На кровати было не меньше дюжины шелковых ночных сорочек. И все они были моего размера.
– Ты что, планировала меня здесь поселить на целый год? – засмеялся я.
– Звучит странно, друг мой, но если вдруг у тебя возникнет такое желание – сорочки найдутся, – подмигнула она.
– Марси? – позвал я.
– Да?
– У меня много… желаний.
Потом мы любили друг друга так, будто предыдущая ночь была всего лишь репетицией.
Утро наступило слишком быстро. Было где-то пять часов утра, но будильник на стороне Марси просигналил подъем.
– Который час? – простонал я.
– Ровно пять, – сказала Марси. – Проснись и пой.
Она поцеловала меня в лоб.
– Ты с ума сошла, – промямлил я, накрывшись подушкой.
– Ты что, забыл? Зал забронирован на шесть.
– Брось, суд в этом часу не… – Тут до меня дошло. – Ты что, про теннис?
– Да. С шести до восьми. Зачем терять такую возможность? – сказала Марси.
– У меня есть идея получше, чем мы могли бы заняться, – подмигнул я.
– Чем? – изобразила непонимание Марси, хотя я уже обнимал ее. – Волейболом?

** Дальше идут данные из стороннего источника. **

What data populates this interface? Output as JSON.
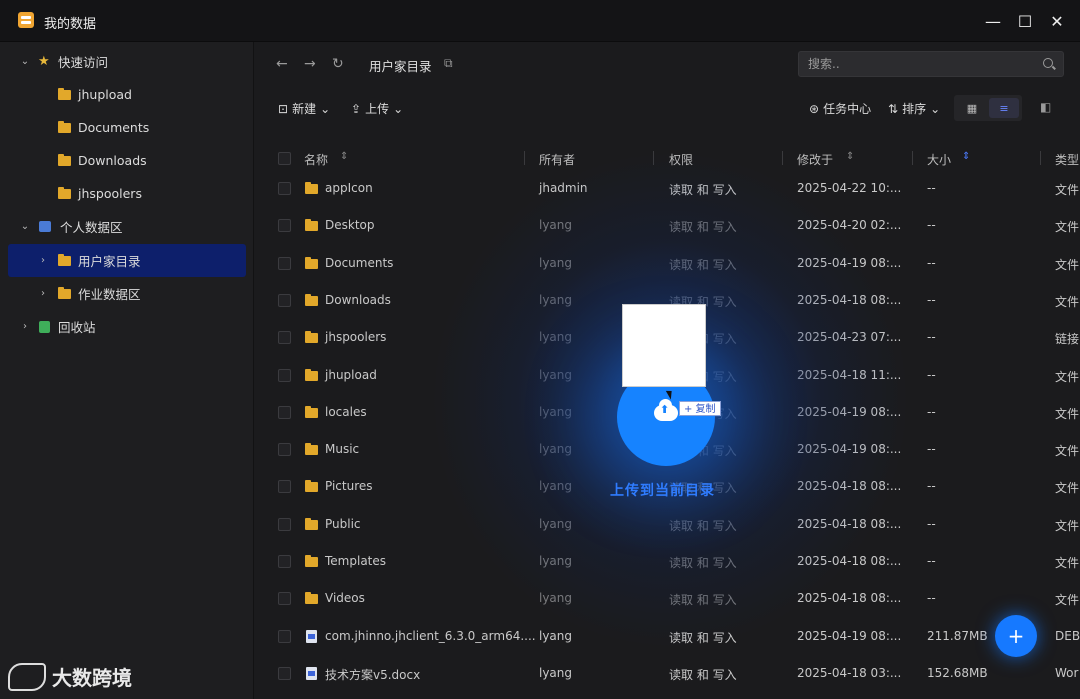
{
  "window": {
    "title": "我的数据"
  },
  "sidebar": {
    "quick": {
      "label": "快速访问"
    },
    "quick_items": [
      "jhupload",
      "Documents",
      "Downloads",
      "jhspoolers"
    ],
    "personal": {
      "label": "个人数据区"
    },
    "personal_items": [
      "用户家目录",
      "作业数据区"
    ],
    "trash": {
      "label": "回收站"
    }
  },
  "toolbar": {
    "breadcrumb": "用户家目录",
    "search_placeholder": "搜索..",
    "new_label": "新建",
    "upload_label": "上传",
    "tasks_label": "任务中心",
    "sort_label": "排序"
  },
  "table": {
    "headers": {
      "name": "名称",
      "owner": "所有者",
      "perm": "权限",
      "modified": "修改于",
      "size": "大小",
      "type": "类型"
    },
    "rows": [
      {
        "name": "appIcon",
        "owner": "jhadmin",
        "perm": "读取 和 写入",
        "modified": "2025-04-22 10:...",
        "size": "--",
        "type": "文件"
      },
      {
        "name": "Desktop",
        "owner": "lyang",
        "perm": "读取 和 写入",
        "modified": "2025-04-20 02:...",
        "size": "--",
        "type": "文件"
      },
      {
        "name": "Documents",
        "owner": "lyang",
        "perm": "读取 和 写入",
        "modified": "2025-04-19 08:...",
        "size": "--",
        "type": "文件"
      },
      {
        "name": "Downloads",
        "owner": "lyang",
        "perm": "读取 和 写入",
        "modified": "2025-04-18 08:...",
        "size": "--",
        "type": "文件"
      },
      {
        "name": "jhspoolers",
        "owner": "lyang",
        "perm": "读取 和 写入",
        "modified": "2025-04-23 07:...",
        "size": "--",
        "type": "链接"
      },
      {
        "name": "jhupload",
        "owner": "lyang",
        "perm": "读取 和 写入",
        "modified": "2025-04-18 11:...",
        "size": "--",
        "type": "文件"
      },
      {
        "name": "locales",
        "owner": "lyang",
        "perm": "读取 和 写入",
        "modified": "2025-04-19 08:...",
        "size": "--",
        "type": "文件"
      },
      {
        "name": "Music",
        "owner": "lyang",
        "perm": "读取 和 写入",
        "modified": "2025-04-19 08:...",
        "size": "--",
        "type": "文件"
      },
      {
        "name": "Pictures",
        "owner": "lyang",
        "perm": "读取 和 写入",
        "modified": "2025-04-18 08:...",
        "size": "--",
        "type": "文件"
      },
      {
        "name": "Public",
        "owner": "lyang",
        "perm": "读取 和 写入",
        "modified": "2025-04-18 08:...",
        "size": "--",
        "type": "文件"
      },
      {
        "name": "Templates",
        "owner": "lyang",
        "perm": "读取 和 写入",
        "modified": "2025-04-18 08:...",
        "size": "--",
        "type": "文件"
      },
      {
        "name": "Videos",
        "owner": "lyang",
        "perm": "读取 和 写入",
        "modified": "2025-04-18 08:...",
        "size": "--",
        "type": "文件"
      },
      {
        "name": "com.jhinno.jhclient_6.3.0_arm64....",
        "owner": "lyang",
        "perm": "读取 和 写入",
        "modified": "2025-04-19 08:...",
        "size": "211.87MB",
        "type": "DEB"
      },
      {
        "name": "技术方案v5.docx",
        "owner": "lyang",
        "perm": "读取 和 写入",
        "modified": "2025-04-18 03:...",
        "size": "152.68MB",
        "type": "Wor"
      }
    ]
  },
  "drag": {
    "copy_label": "+ 复制",
    "drop_text": "上传到当前目录"
  },
  "watermark": {
    "text": "大数跨境"
  },
  "colors": {
    "accent": "#1679ff",
    "selected": "#0d1f6b",
    "folder": "#e2a82a"
  }
}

– Если хочешь, можем назвать это так, – сказал я, впившись в ее губы.
Как бы это ни называлось, она послушно согласилась играть.
Принимая душ, я размышлял, что отличало жилище Уолтера Биннендейла от моего родного Довер-Хауса в Ипсвиче, штат Массачусетс. И понял. У нас были совершенно разные ванные.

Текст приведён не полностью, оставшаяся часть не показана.